The main battles with the bugs, whether the Zulu-like onslaught on the outpost on Planet P (“this planet definitely crawls, sir”), or the running battle with the increasingly varied types of bug (fire-breathing, flying, fireball-out-of-bottoms-blasting) that includes Van Dien’s Rico making a hole in a bug’s back, then throwing a grenade in, are all superbly rendered, as you would expect from the director that gave Robocop and Total Recall so much gruesome heft. The effects continue to hold up (more so than the subsequent entries in the franchise that inevitably suffered from budget cuts) even 20 years on, with expertly rendered swarms of bugs alongside wince-inducing dismemberments, decapitations and, in one of the film’s finest moments, a man’s brains being sucked out through the top of his head.
Focussing for a moment on the assault on the outpost on Planet P, it is very easy for this sort of effects-heavy scene to lose its impact – almost meaningless multitudes of aliens, potentially chaotic editing, a loss of a sense of peril and scale – but Verhoeven delivers an astonishingly accomplished set-piece, melding the elements (bleeding-edge CGI, excellent original creature designs, suitably hefty props, a believable set, gruesome injury detail) together to impactful effect.

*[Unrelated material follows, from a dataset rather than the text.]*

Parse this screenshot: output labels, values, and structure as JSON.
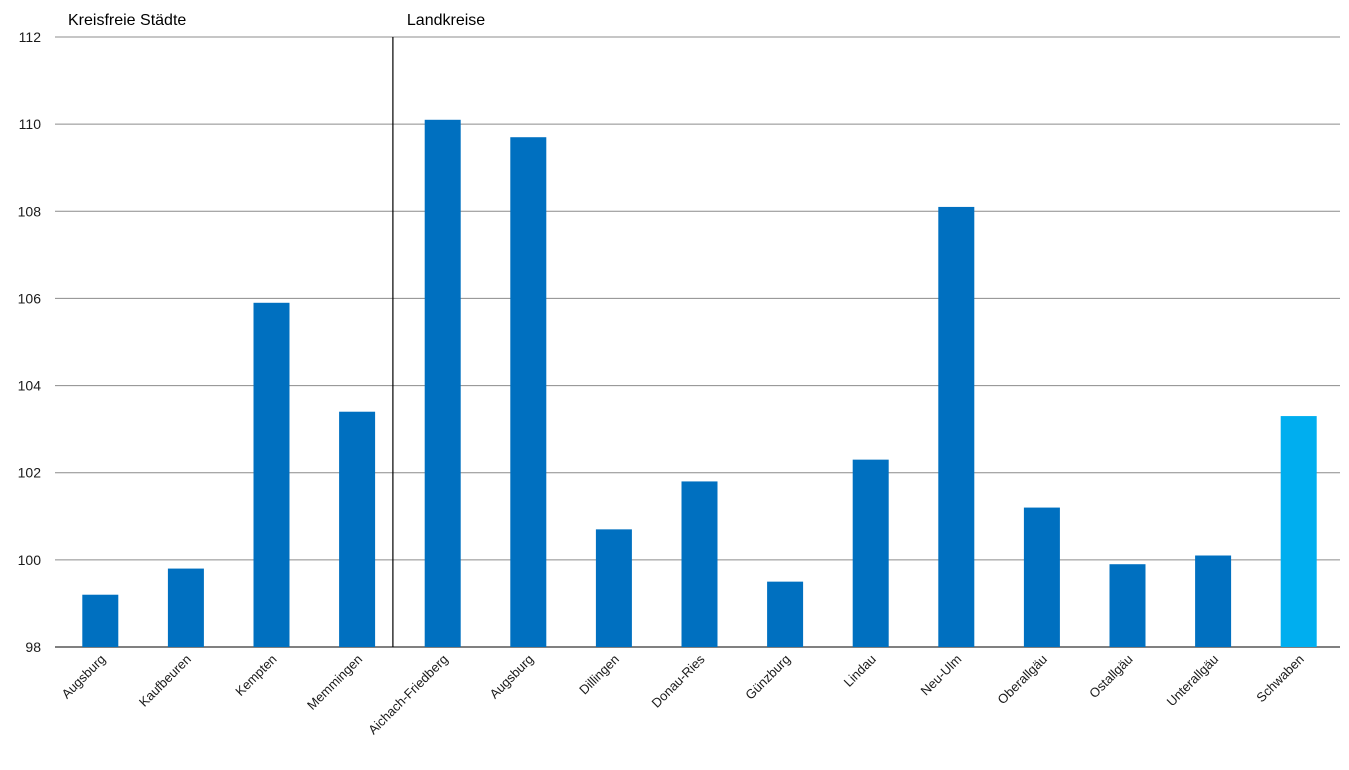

It is just one example of Verhoeven’s impeccable control over the film. A few years later he would show with Hollow Man how easy it is to lose a film’s substance in the process of showing off new CGI developments. But there were no such problems here – it was his film, made his way. He said what he wanted to say the way he wanted to say it and employed FX in service of a story rather than as an end in itself.

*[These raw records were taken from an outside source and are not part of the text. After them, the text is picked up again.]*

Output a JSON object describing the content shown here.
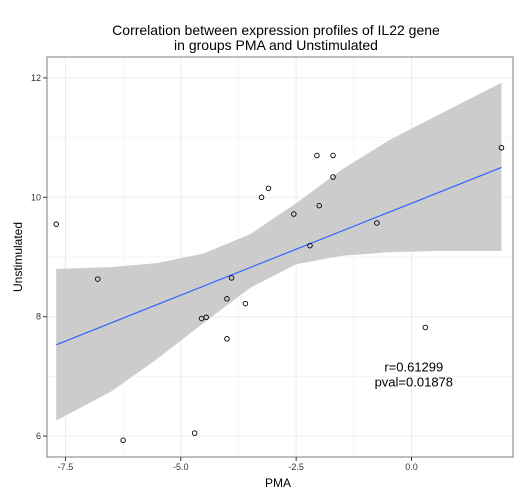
{
  "chart_data": {
    "type": "scatter",
    "title_lines": [
      "Correlation between expression profiles of IL22 gene",
      "in groups PMA and Unstimulated"
    ],
    "xlabel": "PMA",
    "ylabel": "Unstimulated",
    "xlim": [
      -7.9,
      2.2
    ],
    "ylim": [
      5.65,
      12.35
    ],
    "x_ticks": [
      -7.5,
      -5.0,
      -2.5,
      0.0
    ],
    "x_tick_labels": [
      "-7.5",
      "-5.0",
      "-2.5",
      "0.0"
    ],
    "y_ticks": [
      6,
      8,
      10,
      12
    ],
    "y_tick_labels": [
      "6",
      "8",
      "10",
      "12"
    ],
    "grid": true,
    "points": [
      {
        "x": -7.7,
        "y": 9.55
      },
      {
        "x": -6.8,
        "y": 8.63
      },
      {
        "x": -6.25,
        "y": 5.93
      },
      {
        "x": -4.7,
        "y": 6.05
      },
      {
        "x": -4.55,
        "y": 7.97
      },
      {
        "x": -4.45,
        "y": 7.99
      },
      {
        "x": -4.0,
        "y": 8.3
      },
      {
        "x": -4.0,
        "y": 7.63
      },
      {
        "x": -3.9,
        "y": 8.65
      },
      {
        "x": -3.6,
        "y": 8.22
      },
      {
        "x": -3.25,
        "y": 10.0
      },
      {
        "x": -3.1,
        "y": 10.15
      },
      {
        "x": -2.55,
        "y": 9.72
      },
      {
        "x": -2.2,
        "y": 9.19
      },
      {
        "x": -2.05,
        "y": 10.7
      },
      {
        "x": -2.0,
        "y": 9.86
      },
      {
        "x": -1.7,
        "y": 10.7
      },
      {
        "x": -1.7,
        "y": 10.34
      },
      {
        "x": -0.75,
        "y": 9.57
      },
      {
        "x": 0.3,
        "y": 7.82
      },
      {
        "x": 1.95,
        "y": 10.83
      }
    ],
    "fit_line": {
      "x": [
        -7.7,
        1.95
      ],
      "y": [
        7.53,
        10.5
      ],
      "color": "#3366ff"
    },
    "confidence_band": {
      "x": [
        -7.7,
        -6.5,
        -5.5,
        -4.5,
        -3.5,
        -2.5,
        -1.5,
        -0.5,
        0.5,
        1.95
      ],
      "upper": [
        8.8,
        8.83,
        8.9,
        9.06,
        9.38,
        9.9,
        10.47,
        10.95,
        11.35,
        11.92
      ],
      "lower": [
        6.26,
        6.75,
        7.3,
        7.9,
        8.48,
        8.88,
        9.02,
        9.08,
        9.1,
        9.1
      ],
      "color": "#cccccc"
    },
    "annotation_lines": [
      "r=0.61299",
      "pval=0.01878"
    ],
    "annotation_at": {
      "x": 0.05,
      "y": 6.95
    },
    "colors": {
      "panel_background": "#ffffff",
      "grid": "#ebebeb",
      "panel_border": "#7f7f7f",
      "point_stroke": "#000000"
    }
  }
}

“Everybody fights, no one quits.”
Plenty of sci-fi films have displayed intelligent sub-text (though the 1990s offerings were better known for their bombast than anything else), but it was the way Starship Troopers so effortlessly alloyed its undertones to the surface excitement that truly set it apart. Yes, the violence was extreme (how on earth it garnered a 15 rating for its theatrical release is entirely beyond me), but the thrills and viscera of the action sequences are undeniable. Square-jawed heroes, scenery-chewing supporting stars, buckets of blood, Patrick Muldoon literally losing his mind, Marshall Bell more figuratively so, Michael Ironside epitomising the film’s ramped-up B-movie credentials. It had everything.
The film’s legacy would of course be diluted by its immediate sequels, but we don’t dismiss or marginalize Jaws because of the shortcomings of Jaws: The Revenge, so we should continue to appreciate Starship Troopers for all it represents – a director demonstrating how to disguise satirical commentary as popcorn entertainment, while delivering one of the most viscerally thrilling science fiction films of many a year.